Adını koyamadıkları yeni Kürtçü açılım süreci, henüz bir yere evrildiği yok. PKK'nın silah bırakma durumu, sadece Apo'nun isteğiyle gerçekleşecek mi sorusu gündemde. DEM’liler ve Bahçeli’nin açıklamaları, bu sürecin karmaşık yapısını ortaya koyuyor. PKK'nın silah bırakma durumu, PYD-YPG'nin de bu sürece dahil olup olmayacağı sorusuyla daha da belirsizleşiyor.
Bahçeli, YPG’nin çağrılardan muaf olduğunu belirterek, “Kurucu önderliğin doğasıyla çelişkilidir” ifadesini kullanıyor. Bu durum, PKK'nın silah bırakma sürecinin nasıl bir yön alacağı konusunda soru işaretleri yaratıyor. Bahçeli’nin kullandığı “kurucu önderlik” kavramı, PKK'nın kendi içindeki hiyerarşiyi sorgulatıyor.
Suriye’deki Mazlum Abdi, “Mesajı aldık” dedikten sonra silah bırakma konusunu “Bizi kapsamıyor” diyerek netleştirdi. PKK'nın Irak'ta dar bir alana sıkışması, silah bırakma sürecinin nasıl gelişeceği konusunda belirsizlik yaratıyor. Bahçeli’nin açıklamaları, bu durumu daha da karmaşık hale getiriyor.
PKK'nın silah bırakma süreci, sadece bir örgüt yapılanması değil, aynı zamanda uluslararası bir sistemin parçası. Suriye’de özerk bir yönetim kurma çabaları, Türkiye’nin bu durumu nasıl değerlendireceği konusunda önemli bir etken. Bahçeli’nin açıklamaları, bu sürecin siyasi boyutunu gözler önüne seriyor.
Türkiye’deki siyasi akıl, emperyalizmin etkileri altında şekilleniyor. İktidar, PKK'nın silah bırakmasını, Türk kamuoyuna sevinç kaynağı olarak sunmaya çalışıyor. Ancak bu durum, Suriye’nin kuzeyinde yeni bir özerk yapı kurma amacını gizliyor. Bahçeli’nin açıklamaları, bu durumu daha da belirgin hale getiriyor.
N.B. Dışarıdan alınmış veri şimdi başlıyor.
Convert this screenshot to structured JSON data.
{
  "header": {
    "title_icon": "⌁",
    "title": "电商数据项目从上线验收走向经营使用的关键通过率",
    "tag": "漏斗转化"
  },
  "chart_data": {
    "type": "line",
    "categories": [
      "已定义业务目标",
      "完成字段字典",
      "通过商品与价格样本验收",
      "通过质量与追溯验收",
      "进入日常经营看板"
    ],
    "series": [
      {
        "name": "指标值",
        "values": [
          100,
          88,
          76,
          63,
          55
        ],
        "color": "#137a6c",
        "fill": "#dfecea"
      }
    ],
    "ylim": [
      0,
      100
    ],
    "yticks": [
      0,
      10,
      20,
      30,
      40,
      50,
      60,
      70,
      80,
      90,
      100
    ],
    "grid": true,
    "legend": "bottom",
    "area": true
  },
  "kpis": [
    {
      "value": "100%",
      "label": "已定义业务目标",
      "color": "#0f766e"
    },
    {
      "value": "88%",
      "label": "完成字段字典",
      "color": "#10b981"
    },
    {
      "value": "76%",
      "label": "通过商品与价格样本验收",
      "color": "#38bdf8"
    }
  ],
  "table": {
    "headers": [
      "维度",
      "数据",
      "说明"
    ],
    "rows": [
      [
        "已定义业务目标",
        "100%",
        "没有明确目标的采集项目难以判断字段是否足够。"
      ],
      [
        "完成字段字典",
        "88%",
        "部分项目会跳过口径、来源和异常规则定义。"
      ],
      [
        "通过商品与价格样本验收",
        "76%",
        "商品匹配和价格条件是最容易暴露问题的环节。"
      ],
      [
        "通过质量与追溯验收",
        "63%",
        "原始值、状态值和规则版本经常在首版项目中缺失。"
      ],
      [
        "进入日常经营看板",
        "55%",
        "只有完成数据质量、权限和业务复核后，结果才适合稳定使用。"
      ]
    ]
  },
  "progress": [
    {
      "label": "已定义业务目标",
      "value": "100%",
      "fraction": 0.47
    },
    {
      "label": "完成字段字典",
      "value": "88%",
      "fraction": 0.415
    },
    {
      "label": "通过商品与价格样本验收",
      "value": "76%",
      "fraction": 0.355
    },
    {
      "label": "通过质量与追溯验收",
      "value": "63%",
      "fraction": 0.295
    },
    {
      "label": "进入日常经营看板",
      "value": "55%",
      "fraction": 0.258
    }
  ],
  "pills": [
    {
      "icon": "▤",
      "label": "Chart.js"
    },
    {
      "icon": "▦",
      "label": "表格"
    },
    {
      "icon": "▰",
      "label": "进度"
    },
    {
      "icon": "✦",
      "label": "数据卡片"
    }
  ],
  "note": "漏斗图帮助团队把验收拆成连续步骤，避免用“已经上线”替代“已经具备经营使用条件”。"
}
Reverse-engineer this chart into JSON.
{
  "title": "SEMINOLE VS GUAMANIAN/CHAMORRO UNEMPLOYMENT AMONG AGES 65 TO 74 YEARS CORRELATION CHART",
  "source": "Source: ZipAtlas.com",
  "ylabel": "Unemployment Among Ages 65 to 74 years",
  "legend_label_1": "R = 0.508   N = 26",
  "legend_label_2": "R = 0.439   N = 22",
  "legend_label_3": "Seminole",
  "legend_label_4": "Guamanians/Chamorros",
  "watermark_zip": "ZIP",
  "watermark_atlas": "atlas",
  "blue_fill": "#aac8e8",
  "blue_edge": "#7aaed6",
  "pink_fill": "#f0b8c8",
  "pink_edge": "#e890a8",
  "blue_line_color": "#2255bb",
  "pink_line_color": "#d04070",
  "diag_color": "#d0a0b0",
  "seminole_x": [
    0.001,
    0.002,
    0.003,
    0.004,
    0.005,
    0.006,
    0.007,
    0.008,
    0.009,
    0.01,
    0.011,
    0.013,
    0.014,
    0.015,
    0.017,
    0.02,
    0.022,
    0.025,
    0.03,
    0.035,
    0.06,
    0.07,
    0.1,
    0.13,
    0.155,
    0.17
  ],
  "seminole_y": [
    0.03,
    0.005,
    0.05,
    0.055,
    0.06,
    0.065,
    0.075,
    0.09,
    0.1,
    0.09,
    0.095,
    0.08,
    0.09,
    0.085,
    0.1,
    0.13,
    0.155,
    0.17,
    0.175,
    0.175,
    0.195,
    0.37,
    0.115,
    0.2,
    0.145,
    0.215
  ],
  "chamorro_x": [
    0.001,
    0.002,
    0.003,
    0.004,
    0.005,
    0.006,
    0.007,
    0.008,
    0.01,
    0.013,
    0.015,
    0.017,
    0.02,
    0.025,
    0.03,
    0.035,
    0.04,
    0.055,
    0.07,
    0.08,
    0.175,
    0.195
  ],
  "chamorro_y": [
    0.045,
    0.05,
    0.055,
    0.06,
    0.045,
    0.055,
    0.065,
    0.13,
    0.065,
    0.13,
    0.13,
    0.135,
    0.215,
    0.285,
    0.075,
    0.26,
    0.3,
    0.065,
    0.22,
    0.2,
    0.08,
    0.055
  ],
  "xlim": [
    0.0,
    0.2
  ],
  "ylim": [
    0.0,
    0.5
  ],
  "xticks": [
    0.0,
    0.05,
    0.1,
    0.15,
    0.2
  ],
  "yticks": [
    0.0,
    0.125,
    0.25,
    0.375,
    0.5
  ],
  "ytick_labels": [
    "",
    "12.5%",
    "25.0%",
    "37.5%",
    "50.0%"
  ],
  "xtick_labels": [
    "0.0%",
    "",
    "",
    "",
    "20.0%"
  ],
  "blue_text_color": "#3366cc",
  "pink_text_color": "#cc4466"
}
Emperyalizmin amaçlarından vazgeçmediği gerçeği, Türkiye’nin siyasi yapısını etkiliyor. Anayasa’da Türk kimliğinin tartışılması, Osmanlı’daki millet sisteminin yeniden gündeme gelmesi, cehaletin bir yansıması olarak değerlendiriliyor. Bu durum, Türkiye’nin tarihsel tecrübeleriyle çelişiyor ve siyasi aklın sorgulanmasına neden oluyor.
Gün sonunda, Türkiye’nin karşılaştığı sorunlar, sadece basit bir PKK örgüt yapılanmasıyla sınırlı değil. Emperyalizmin etkileri, Türkiye’nin siyasi yapısını derinden etkiliyor. Bahçeli’nin açıklamaları, bu durumu daha da karmaşık hale getiriyor. Siyasi akıl, geçmişten ders almalı ve geleceğe yönelik sağlam adımlar atmalıdır.
Türkiye’nin geleceği, milliyetçilikle şekillenecek. Kurtuluş, geçmişte olduğu gibi milliyetçilikle mümkün olacak. TBMM’nin kurulması ve Cumhuriyetin ilanı, milliyetçi bir anlayışla gerçekleşti. Bu bağlamda, Türkiye’nin bağlı olduğu tek önderlik, milliyetçilik olmalıdır.